The court scheduled a hearing for 23 March 2012 but it was postponed due to the absence of the first accused.

On 10 May 2012 the Krakow Regional Court quashed the judgment and discontinued the case. The court considered that the period of prescription for the offence prohibited by Article 160 § 3 of the Criminal Code was ten years if criminal proceedings had been instituted. Thus, in the instant case the offence had become time-barred on 29 March 2012. The judgment was final.

3. The medical evidence

On 29 August 2003 the Silesian Medical Academy Institute of Forensic Medicine submitted an expert medical opinion to the Krakow District Prosecutor. The experts concluded that the applicant had been correctly diagnosed but incorrectly treated. In particular given ineffectiveness of the pharmacological treatment other standard medical procedures should have been carried out. Moreover, a possibility of him having a new heart attack should have been ruled out.

This opinion was supplemented on 26 March 2004. The experts considered that the head of the ward, Dr A.S., should be considered responsible for shortcomings in organisation of the ward. After Dr T. C.-P. had finished her duty the patient was left on his own, untreated.

On 24 June 2005 this opinion was further supplemented taking into account the explanations submitted by the accused doctors. The experts considered that the applicant ’ s husband had not been treated in accordance with the standards recognised at the material time as a correct response to a possible heart attack. Finally, on 26 February 2009 the experts reiterated that all their previous findings remained valid also in the light of newly acquired evidence.

On 28 May 2007 the Warsaw Medical Academy Institute of Forensic Medicine submitted its opinion to the Krakow District Court. The experts considered that it had been a mistake not to rule out that the patient had been having a new heart attack. This lack of correct diagnosis influenced subsequent treatment of the patient. They also criticised the choice of medicine given to the applicant ’ s husband.

This opinion was supplemented on 9 April 2008. The experts again pointed to the series of medical errors which had led to the death of the applicant ’ s husband.

B. Relevant domestic law

Article 160 of the Criminal Code provides, in so far as relevant, as follows:

Ҥ 1. Whoever exposes a human being to an immediate danger of loss of life, a serious bodily injury, or a serious impairment of health shall be subject to the penalty of deprivation of liberty for up to 3 years.

§ 2. If the perpetrator has a duty to take care of the person exposed to danger he shall be subject to the penalty of the deprivation of liberty for a term of between 3 months and 5 years.

§ 3. If the perpetrator of an act specified in §1 or 2 acts unintentionally he shall be subject to a fine, the penalty of restriction of liberty or the penalty of deprivation of liberty for up to one year.”

COMPLAINT

The applicant complains that due to the length of the proceedings the doctors responsible for the death of her husband were not punished.
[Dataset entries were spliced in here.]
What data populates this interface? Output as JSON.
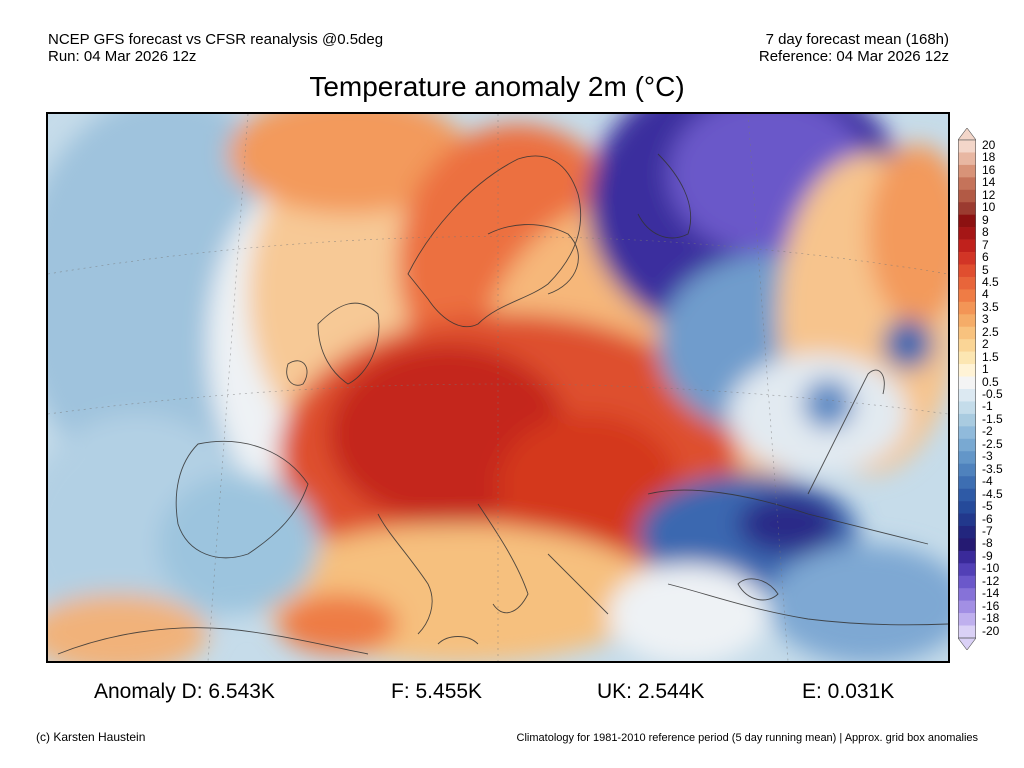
{
  "header": {
    "line1_left": "NCEP GFS forecast vs CFSR reanalysis @0.5deg",
    "line2_left": "Run: 04 Mar 2026 12z",
    "line1_right": "7 day forecast mean (168h)",
    "line2_right": "Reference: 04 Mar 2026 12z"
  },
  "title": "Temperature anomaly 2m (°C)",
  "colorbar": {
    "labels": [
      "20",
      "18",
      "16",
      "14",
      "12",
      "10",
      "9",
      "8",
      "7",
      "6",
      "5",
      "4.5",
      "4",
      "3.5",
      "3",
      "2.5",
      "2",
      "1.5",
      "1",
      "0.5",
      "-0.5",
      "-1",
      "-1.5",
      "-2",
      "-2.5",
      "-3",
      "-3.5",
      "-4",
      "-4.5",
      "-5",
      "-6",
      "-7",
      "-8",
      "-9",
      "-10",
      "-12",
      "-14",
      "-16",
      "-18",
      "-20"
    ],
    "colors": [
      "#f3d6c9",
      "#e8b7a2",
      "#d89378",
      "#c5735a",
      "#b25a45",
      "#9b3b30",
      "#8c1111",
      "#a51616",
      "#c0211c",
      "#d23526",
      "#e04e2f",
      "#e8653a",
      "#ef7c45",
      "#f39556",
      "#f5ac68",
      "#f8c27e",
      "#fad596",
      "#fce6b2",
      "#fff3d6",
      "#f4f4f4",
      "#dce9f2",
      "#c4dcea",
      "#a9cbe0",
      "#90badb",
      "#79a9d2",
      "#6396c8",
      "#4f82bd",
      "#3d6eb2",
      "#2e5aa6",
      "#254a9a",
      "#22388c",
      "#22267e",
      "#251a72",
      "#3a2a9a",
      "#5240b6",
      "#6b58ca",
      "#8672d8",
      "#a28fe4",
      "#bfb0ee",
      "#dad1f6"
    ]
  },
  "stats": [
    {
      "label": "Anomaly D: 6.543K"
    },
    {
      "label": "F: 5.455K"
    },
    {
      "label": "UK: 2.544K"
    },
    {
      "label": "E: 0.031K"
    }
  ],
  "footer": {
    "left": "(c) Karsten Haustein",
    "right": "Climatology for 1981-2010 reference period (5 day running mean) | Approx. grid box anomalies"
  }
}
The proceedings before the courts lasted seven years although all necessary evidence had been collected early. It led to prescription of the offences which were committed by both doctors.

QUESTION TO THE PARTIES

Was the investigation into and judicial examination of the death of the applicant ’ s husband thorough and effective, as required by Article 2 of the Convention ?

The Government are invited to provide copies of the Krakow District Court ’ s judgments of 6 November 2009 and 29 November 2011 with reasoning.